Every four years our country makes a show of sending the presidential candidates through the rural villages of Iowa and New Hampshire. For a few fleeting moments, common people seem to matter. They have a voice in Ottumwa. Individuals in Concord can ask the next president if he or she knows the price of a gallon of milk. Yet the Bible speaks about the voice in the wilderness as being something more than just symbolic. We are all made to travel through wilderness from time to time. Life is enriched by trauma and displacement. There the soft voice of God has a chance to rise above the static. John the Baptist isn’t just a foot note in the story of Christ. He is an embodiment of all the reasons that God sends us out into the wilderness.

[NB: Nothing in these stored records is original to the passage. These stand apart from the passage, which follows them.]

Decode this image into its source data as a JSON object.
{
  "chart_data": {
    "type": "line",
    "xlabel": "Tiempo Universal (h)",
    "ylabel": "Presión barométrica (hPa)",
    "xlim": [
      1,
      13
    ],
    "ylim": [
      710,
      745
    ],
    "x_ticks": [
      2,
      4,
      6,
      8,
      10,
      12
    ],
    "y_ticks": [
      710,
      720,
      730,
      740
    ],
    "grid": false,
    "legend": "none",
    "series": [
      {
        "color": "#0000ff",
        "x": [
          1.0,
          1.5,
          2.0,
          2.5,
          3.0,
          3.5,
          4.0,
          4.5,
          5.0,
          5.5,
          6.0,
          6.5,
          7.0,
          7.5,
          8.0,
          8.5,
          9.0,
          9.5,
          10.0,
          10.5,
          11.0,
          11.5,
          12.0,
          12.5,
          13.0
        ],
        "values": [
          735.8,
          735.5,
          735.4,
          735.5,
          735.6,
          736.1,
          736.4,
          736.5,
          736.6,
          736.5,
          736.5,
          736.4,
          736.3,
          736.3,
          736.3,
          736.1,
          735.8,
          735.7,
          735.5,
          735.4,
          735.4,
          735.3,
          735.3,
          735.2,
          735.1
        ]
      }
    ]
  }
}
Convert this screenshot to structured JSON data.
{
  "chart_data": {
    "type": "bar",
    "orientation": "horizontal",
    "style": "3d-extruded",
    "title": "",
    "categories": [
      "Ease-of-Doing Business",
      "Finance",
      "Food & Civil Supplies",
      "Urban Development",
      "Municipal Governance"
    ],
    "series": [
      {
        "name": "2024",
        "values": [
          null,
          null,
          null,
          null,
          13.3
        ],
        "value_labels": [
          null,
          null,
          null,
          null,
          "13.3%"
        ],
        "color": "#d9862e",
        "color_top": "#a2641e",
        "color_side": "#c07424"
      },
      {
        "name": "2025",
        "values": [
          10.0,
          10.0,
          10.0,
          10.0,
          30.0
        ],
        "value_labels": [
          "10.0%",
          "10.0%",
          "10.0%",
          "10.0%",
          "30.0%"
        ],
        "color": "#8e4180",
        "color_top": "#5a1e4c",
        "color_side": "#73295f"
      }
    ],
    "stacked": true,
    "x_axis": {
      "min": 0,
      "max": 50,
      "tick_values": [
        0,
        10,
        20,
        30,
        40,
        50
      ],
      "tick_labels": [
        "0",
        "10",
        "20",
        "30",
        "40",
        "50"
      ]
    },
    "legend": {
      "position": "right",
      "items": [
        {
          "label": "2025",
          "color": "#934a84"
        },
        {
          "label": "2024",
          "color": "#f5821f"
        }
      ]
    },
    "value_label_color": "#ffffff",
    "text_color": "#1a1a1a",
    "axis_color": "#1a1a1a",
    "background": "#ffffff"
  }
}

I am hoping that the candidates learn some humility during their trek through small town America. Jesus and the multitudes went out into the wilderness to see John the Baptist. Since they walked, it took some time. Advent is intended to be this way. Our experience should teach us the deep and quiet things of life. We should enter the New Year more rooted than we are today. Similarly, the candidates for our nation’s highest office should reach Super Tuesday on March 1st chastened by what the most reflective rural folk have said to them. One can only hope.
The voice in the wilderness may be for us that relative we are not looking forward to seeing this holiday season. The voice in the wilderness may come to us late at night, when we ask ourselves if we are really ready to have God pitch his tent among us. The voice in the wilderness may already be on the lips of thousands of Syrian refugees. I don’t know. But I plan to stop and listen.